Модильяни | страница 28



«Капри — одного этого названия хватило бы, чтобы в моей голове возникла буря образов, исполненных прелести и античных томительных страстей. Мне он представляется сейчас вечной весенней страной. Классическая красота этого места пронизана ощущением вездесущей и бесконечной чувственности. И (даже вопреки англичанам с «бедекерами», заполонившим весь остров) — это блистающий, дурманящий своим ароматом цветок над морем».

«Волшебный сад» стал вдруг д’аннунцианским «блистающим и дурманящим цветком». «Покой» превратился в «чувственность», настолько ощутимую, что она становится «бесконечной».

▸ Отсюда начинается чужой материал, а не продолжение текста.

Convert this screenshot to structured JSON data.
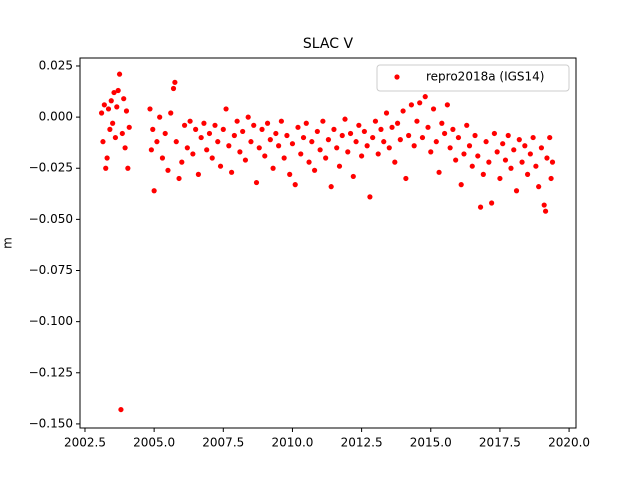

Последующие строки проливают свет на происходящие изменения:

«Представь себе (это то, что может случиться только на Капри) — вчера я пошел прогуляться за город при луне с одной норвежской девушкой… в достаточной степени хорошенькой и, по правде говоря, очень чувственной».

Вспоминает он и учителя Микели, но всего в нескольких словах: «Микели? О Боже, их на Капри целые полки!» Он имеет в виду толпы дилетантов, которые пытаются воспроизвести наиболее «выразительные» и «живописные» виды.

В третьем письме исчезают описания пейзажей и прогулки при свете луны. Это маловразумительный текст, взволнованный и пылкий, разгоряченный сильнейшим томлением, которое настойчиво требует «излияния чувств»:

«Я пишу, чтобы излить тебе чувства и оправдаться перед самим собой.

Я ощущаю прилив мощнейшей энергии.

Я хотел бы, чтобы моя жизнь была как бурная большая река, брызжущая радостью. Тебе я хочу рассказать все: так вот — во мне зреют плодоносные семена, и мне надо работать.

Я в возбуждении, но в возбуждении, предшествующем радости, за которой последует непрерывная духовная деятельность. Вот, я тебе это написал и думаю, что это хорошо, что есть такое возбуждение. С ним мне любые превратности судьбы нипочем, я чувствую в себе неутомимую энергию…»

Ключевое слово этих строк — «я», повторенное не единожды: я, я, я, я. Знаковые мотивы — возбуждение, борьба, опасности, ясность ума, энергия. Чувствуется влияние Д’Аннунцио, но проглядывают также и черты футуризма, как раз в то время провозглашенного Маринетти.

Речь идет не о творчестве — о программе: «…во мне зреют плодоносные семена, и мне надо работать». И здесь мы видим признак нетерпения или, точнее сказать, избыточной горячности. Но часто ли у художника его возраста встречается добропорядочная осмотрительность?

Понимала ли тогда Евгения, находившаяся в таком тесном контакте со своим сыном, какие творческие силы начинают бурлить в нем? От нее очень редко ускользали душевное состояние и настроение Дедо, и менее всего в эти дни, когда они много беседовали. Возможно, именно тогда мать заметила, что Амедео мужает и ощущает не столько призвание, сколько свою судьбу. Последовавшее вскоре решение — расстаться с последним своим сыном, таким хрупким и таким любимым, сложным и подающим большие надежды, — объясняется ее проницательностью.